WASHINGTON, DC – Spare a thought today for President Joe Biden. Much as he would love Americans to be talking non-stop about his visit on Monday to the mid-west as part of his “Investing in America” tour, in reality his visit to an engine factory in the Minnesota city of Fridley was utterly eclipsed by his predecessor’s arrival at Trump Tower Manhattan.
Today will be no better. Biden’s afternoon meeting with his Council of Advisors on Science and Technology “to discuss their ongoing work” is not going to get a look-in. The White House knows that the entire week is now lost to former president Donald Trump. There is no way for his successor to break through.
As the circus rolled out of Mar-a-Lago on Monday afternoon, the country’s television networks cleared airtime to bring viewers coverage of the Trump motorcade as it made its way first along the streets of West Palm Beach in Florida, then – three hours later – weaved through the numbered avenues and streets of the Big Apple.

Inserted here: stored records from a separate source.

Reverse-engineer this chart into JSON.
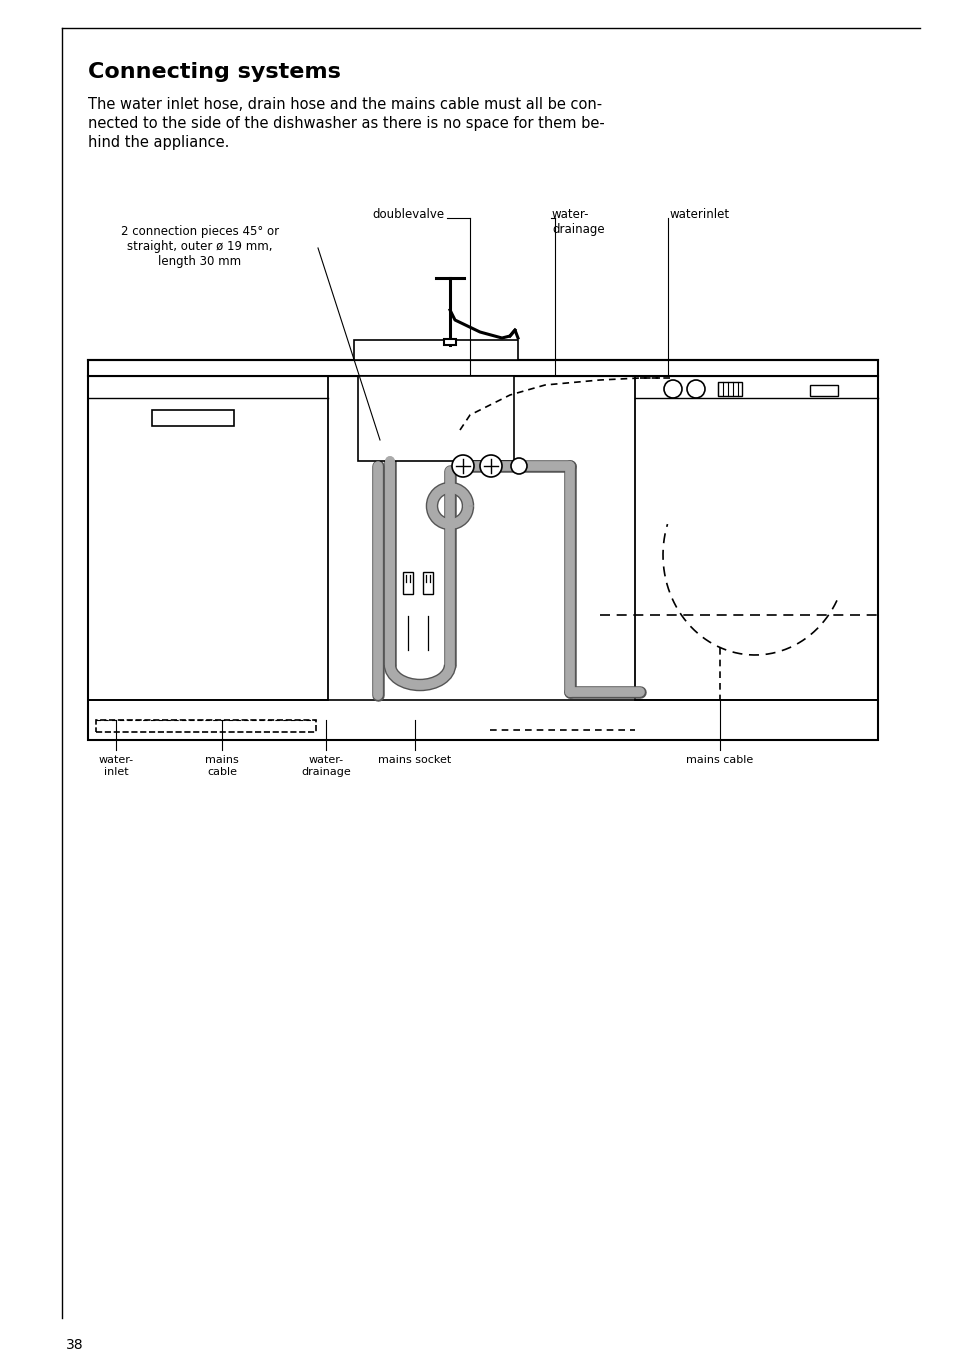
{
  "title": "Connecting systems",
  "body_line1": "The water inlet hose, drain hose and the mains cable must all be con-",
  "body_line2": "nected to the side of the dishwasher as there is no space for them be-",
  "body_line3": "hind the appliance.",
  "page_number": "38",
  "bg_color": "#ffffff",
  "text_color": "#000000",
  "title_fontsize": 16,
  "body_fontsize": 10.5,
  "label_fontsize": 8.5,
  "small_label_fontsize": 8,
  "border_color": "#000000",
  "label_2conn": "2 connection pieces 45° or\nstraight, outer ø 19 mm,\nlength 30 mm",
  "label_doublevalve": "doublevalve",
  "label_waterdrainage_top": "water-\ndrainage",
  "label_waterinlet": "waterinlet",
  "label_waterinlet_bot": "water-\ninlet",
  "label_mainscable_bot": "mains\ncable",
  "label_waterdrainage_bot": "water-\ndrainage",
  "label_mainssocket": "mains socket",
  "label_mainscable_right": "mains cable"
}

All of this is part of the former president’s determination to use his criminal indictment as a double-edged sword: first to claim he’s the victim of a politically motivated prosecution designed to derail his front-runner status in the race for the Republican party’s nomination, and secondly to grab the limelight and freeze out his rivals, including even Biden himself.

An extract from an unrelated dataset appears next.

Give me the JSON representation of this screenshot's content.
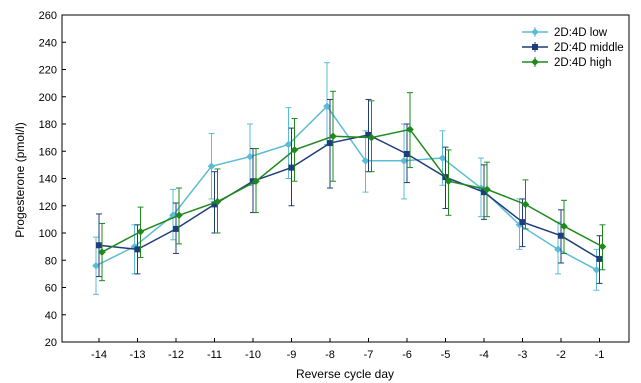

It could all have been so different. Rolling Stone magazine is reporting that Trump eschewed an offer to be arraigned via Zoom, opting instead for the high-profile walk into the courthouse today that will fuel the ongoing media frenzy. It’s not the “perp walk” – the prospect of which he was said to relish – but his Secret Service detail is reported to have put paid to that, along with any suggestion that the former leader of the free world might be handcuffed for his first date in front of a judge.
Trump’s legal team now includes a last-minute addition: Todd Blanche, a former federal prosecutor and former assistant US attorney in Manhattan, told colleagues on Monday the chance to represent the former President is “an opportunity I should not pass up”. He will now lead the attorneys grappling with an indictment said to consist of 34 charges relating to the $130,000 (£104,000) hush money payment made to adult movie actress Stormy Daniels in the final days of Trump’s 2016 election battle against Hillary Clinton.
The most serious counts are expected to relate to claims that Trump falsified business records to disguise the nature of the payment, and then provided those false explanations to the Federal Election Commission that monitors all electoral spending. If, as reported, the charges have all been elevated from misdemeanours – the low-level rap on the knuckles you might receive for running a red light – to felonies, Trump will be in a greater degree of legal jeopardy. Should he be convicted, he could face up to four years in jail, although as a first-time offender, a much lighter sentence would generally be expected.
The former President is described as being in trademark “combative” mode as he makes his first court appearance, and spent Monday night at Trump Tower putting the final touches to a televised address he plans to make back in Florida later on Tuesday. Given that Judge Juan Merchan has banned cameras from the arraignment, the appearance at Mar-a-Lago may be the most we see of Trump on the day of his indictment, and will offer him a fresh chance to control the narrative.
Those plans could run into difficulty if prosecutors ask the judge to impose a gag order on the former President in an effort to halt his outbursts over the criminal proceedings underway against him. On Monday night, Trump again fulminated about Manhattan District Attorney Alvin Bragg, calling on him to indict himself over leaks relating to the content of the indictment. “He MUST BE IMMEDITELY INDICTED,” raged Trump, adding for good measure condemnation of Bragg’s “Trump Hating wife”.
There is much talk of the history-making nature of the day. But, with three other investigations underway into Trump’s conduct, this could be America’s new normal. In Georgia, criminal charges relating to his alleged interference in the 2020 election could be brought against him within weeks. At the Department of Justice, two special prosecutors continue to investigate Trump’s alleged mishandling of classified documents, and his alleged instigation of the deadly riots on Capitol Hill two years ago.
Some legal practitioners fear the Manhattan District Attorney’s decision to file charges creates a dangerous precedent for all future American presidents. Trump’s former Attorney General William Barr told Fox News “now we have thousands of D.A.s around the country… any one of them can find federal candidates” to pursue legally, adding “this is a watershed moment, and I don’t think it’s going to end up good for the country”.
America is crossing a Rubicon today, and nobody can predict what kind of terrain the country will encounter on the other side of the river.